荒木大地という熱血系筋肉バカと出会った。
最初は見下していた。
騒がしくて、
熱くて、
周りを巻き込むタイプ。
俺のペースを乱す存在。
でも大地は毎日俺に絡んできた。
「一緒に帰ろうぜ」「一緒に飯食おうぜ!」
うるさい。
面倒くさい。
でも大地の熱血は、
俺の氷の壁を少しずつ溶かしていった。
そして、日奈子が混ざってきた。
最初は大地の隣にいるだけの存在だった。
女の子。
近づかせたくない。
でも日奈子は、明るく、自然に、
会話に割り込んでくる。
「鈴木君、
話してるの見るの初めてかも!」
そんな言葉に、
俺は初めて「案外悪くない」と思った。
今、佐藤も増えた。
今日の自習室、3人で精子提供の話をした。
俺は妹との過去を語った。
大地は悩みを吐露し
佐藤はそれに静かに共感した。
俺は大地を諭した。
「お前の理想論は武器だ」
自分でもこいつをこんなに認めてるなんて思いもしなかった。
放課後、自習を終えて帰ると、
日奈子が靴箱の前にいた。
日奈子
「なんの話してたの?」
大地
「男の務めの話だよ。
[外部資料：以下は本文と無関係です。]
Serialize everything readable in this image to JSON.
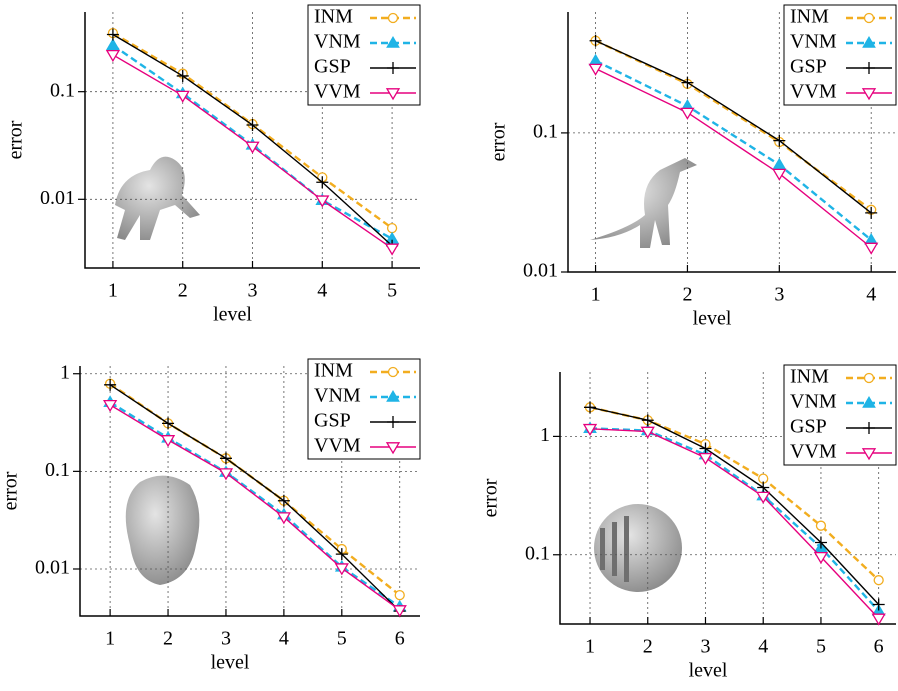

」
俺は、淡々と続く。
鈴木
「お前には理解できん。
これ以上聞くとセクハラだ。」
佐藤
「そんなに……言わなくても……」
日奈子は少し不貞腐れた表情で
でも、すぐに笑顔に戻って手を振った。
日奈子
「そっか……
じゃあ、
また明日ね!」
俺は日奈子の後ろ姿を見送った。
こんなにも笑い合える日々が、
楽しく思えた。
帰宅後、自室で勉強していたら
部活終わりの妹が帰ってきた。
ひかり
「ただいま!今日も練習きつかったー。」
俺のベッドに倒れ込む妹。
優太
「楽しかったか?」
ひかり
「うん!最近お兄ちゃんも楽しそうだよね!」
俺は頬杖をついて返事した。
優太
「そうかもな。」
(……大地、
お前のおかげだな。
俺も少しだけ
変われたのかもしれない。)
夏が近づき暑くなった。
氷のマスクなんて溶けてしまいそうなほどに。